Danville Student Film Festival | Submissions due July 13 | Screening August 7, Village Theatre Details
Student filmmakers have until July 13 to submit original work. Screening night is August 7 at the Village Theatre on Hartz Avenue. A proper old-fashioned screen for a proper local festival.
THE NUMBER
68
New homes proposed at the Community Presbyterian Church campus on West El Pintado, a few blocks from downtown Danville. Forty-nine townhomes and 19 accessory dwelling units. Four units would be deed-restricted for very-low-income families. Town staff recommended approval at a Planning Commission public hearing Tuesday.
FINAL THOUGHT
June in Danville is a deadline month. Blackhawk has one. SRVUSD has one. Sacramento has one. And somewhere on West El Pintado, neighbors of Community Presbyterian Church are waiting to find out what kind of neighborhood they are going to be living next to. Not every question gets answered on schedule, but at least some of them are about to be.
THE SIDELINE
Wolves Softball Is Playing for a Championship
The biggest local sports story this week does not involve baseball. San Ramon Valley's varsity girls softball team is in the NCS Division I Championship game on Friday.
The Wolves finished the regular season 22-6, second in the EBAL at 11-2, and ranked 28th in California. They have won ten consecutive games, including playoff wins over American Canyon (6-3) and Livermore (5-4 in a close one on Tuesday). The NCS Division I Championship is Thursday at 4:30 p.m. at Diablo Valley College in Pleasant Hill. Their opponent is College Park, the fourth seed, which knocked out top-seeded Alameda 3-1 in the semifinals. A team that has won ten straight and is playing with this kind of momentum does not fold easily. This is a title game.
Monte Vista Baseball Had a Season Worth Remembering
Monte Vista went 19-7 overall and finished a perfect 8-0 in EBAL play, claiming the league title outright. The Mustangs entered the NCS Division I tournament ranked 63rd in California, carried an 11-game winning streak into the postseason, and fell in the quarterfinals to Clayton Valley Charter, 3-1. Clayton Valley was 23-3 at the time and had won 18 of their last 19 games. It was a tough draw, and the Mustangs played well enough to be proud of how they got there.

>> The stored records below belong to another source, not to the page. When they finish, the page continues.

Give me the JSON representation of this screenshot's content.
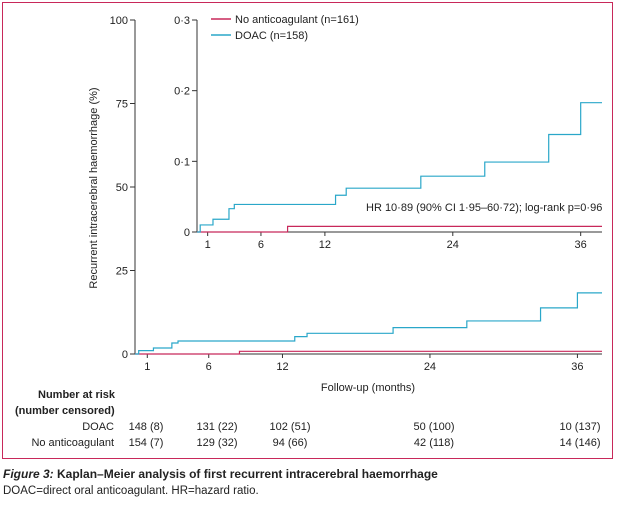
{
  "chart_data": {
    "type": "line",
    "subtype": "kaplan-meier",
    "ylabel": "Recurrent intracerebral haemorrhage (%)",
    "xlabel": "Follow-up (months)",
    "x_ticks": [
      1,
      6,
      12,
      24,
      36
    ],
    "y_ticks": [
      0,
      25,
      50,
      75,
      100
    ],
    "xlim": [
      0,
      38
    ],
    "ylim": [
      0,
      100
    ],
    "inset": {
      "y_ticks": [
        0,
        0.1,
        0.2,
        0.3
      ],
      "y_tick_labels": [
        "0",
        "0·1",
        "0·2",
        "0·3"
      ],
      "x_ticks": [
        1,
        6,
        12,
        24,
        36
      ],
      "xlim": [
        0,
        38
      ],
      "ylim": [
        0,
        0.3
      ],
      "annotation": "HR 10·89 (90% CI 1·95–60·72); log-rank p=0·96"
    },
    "legend": {
      "position": "top-left of inset"
    },
    "series": [
      {
        "name": "No anticoagulant (n=161)",
        "color": "#c8285a",
        "steps": [
          [
            0,
            0
          ],
          [
            8.5,
            0.8
          ],
          [
            38,
            0.8
          ]
        ]
      },
      {
        "name": "DOAC (n=158)",
        "color": "#2aa7c9",
        "steps": [
          [
            0,
            0
          ],
          [
            0.3,
            1
          ],
          [
            1.5,
            1.8
          ],
          [
            3,
            3.3
          ],
          [
            3.5,
            3.9
          ],
          [
            13,
            5.2
          ],
          [
            14,
            6.2
          ],
          [
            21,
            7.9
          ],
          [
            27,
            9.9
          ],
          [
            33,
            13.8
          ],
          [
            36,
            18.3
          ],
          [
            38,
            18.3
          ]
        ]
      }
    ]
  },
  "risk_table": {
    "heading_line1": "Number at risk",
    "heading_line2": "(number censored)",
    "rows": [
      {
        "label": "DOAC",
        "values": [
          "148 (8)",
          "131 (22)",
          "102 (51)",
          "50 (100)",
          "10 (137)"
        ]
      },
      {
        "label": "No anticoagulant",
        "values": [
          "154 (7)",
          "129 (32)",
          "94 (66)",
          "42 (118)",
          "14 (146)"
        ]
      }
    ]
  },
  "caption": {
    "figure_label": "Figure 3:",
    "title": "Kaplan–Meier analysis of first recurrent intracerebral haemorrhage",
    "note": "DOAC=direct oral anticoagulant. HR=hazard ratio."
  }
}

Track Sends Local Athletes to the State Conversation
At the NCS Meet of Champions at Dublin High School, San Ramon Valley's Hope Diekmann won the Section 300 hurdles title outright in 42.53 seconds, finishing runner-up in the 100 hurdles on the same day. She anchored relay teams that placed third in both the 4x100 and 4x400. Over in the 800, Monte Vista's Ava Padilla placed third in a deep field with a time of 2:10.79. SRV's Nikolas Brown finished third in the pole vault at 15 feet, 2 inches.